📝 SummarXiv

Abstract

We consider 5d $\mathcal{N}=1$ SU(2) super Yang-Mills theory on $X\times S^1$, with $X$ a closed smooth four-manifold. A partial topological twisting along $X$ renders the theory formally independent of the metric on $X$. The theory depends on the spin structure and the circumference $R$ of $S^1$. The coefficients of the $R$-expansion of the partition function are Witten indices, which are identified with $L^2$-indices of Dirac operators on moduli spaces of instantons. The partition function encodes BPS indices for instanton particles on a spatial manifold $X$, and these indices are special cases of K-theoretic Donaldson invariants. When the 't Hooft flux of the gauge theory is nonzero and $X$ is not spin, the 5d theory can be anomalous, but this anomaly can be canceled by coupling to a line bundle with connection for the global $U(1)$ ``instanton number symmetry''. For $b_2^+(X)>0$ we can derive the partition function from integration over the Coulomb branch of the effective 4d low-energy theory.
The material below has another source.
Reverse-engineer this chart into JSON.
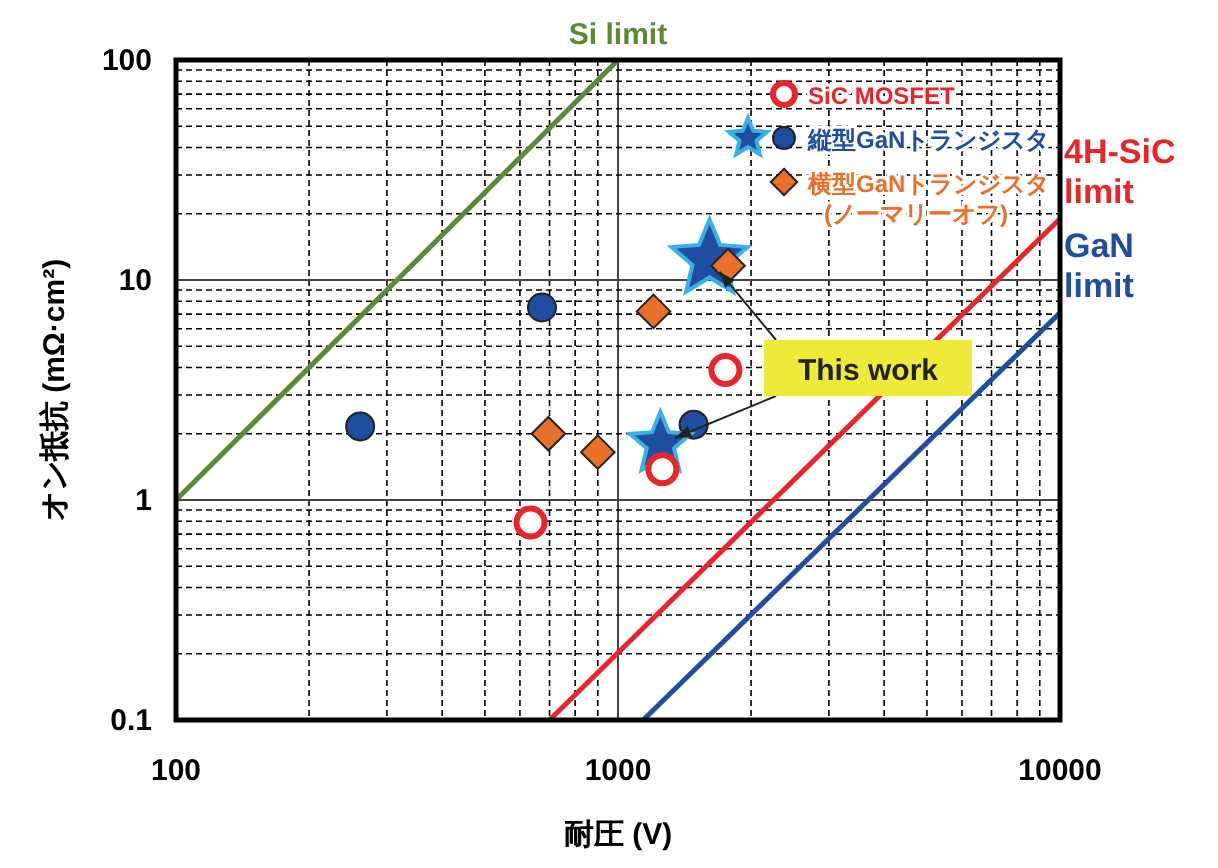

When $X$ is toric we can also use equivariant localization with respect to the $\mathbb{C}^* \times \mathbb{C}^*$ symmetry. The two methods lead to the same results for the wall-crossing formula. We also determine path integrals for four-manifolds with $b_2^+(X)>1$. Our results agree with those for algebraic surfaces by G\"ottsche, Kool, Nakajima, Yoshioka, and Williams, but apply to a larger class of manifolds. When the circumference of the circle is tuned to special values, the path integral is associated with the 5d superconformal $E_1$ theory. Topological invariants in this case involve generalizations of Seiberg-Witten invariants.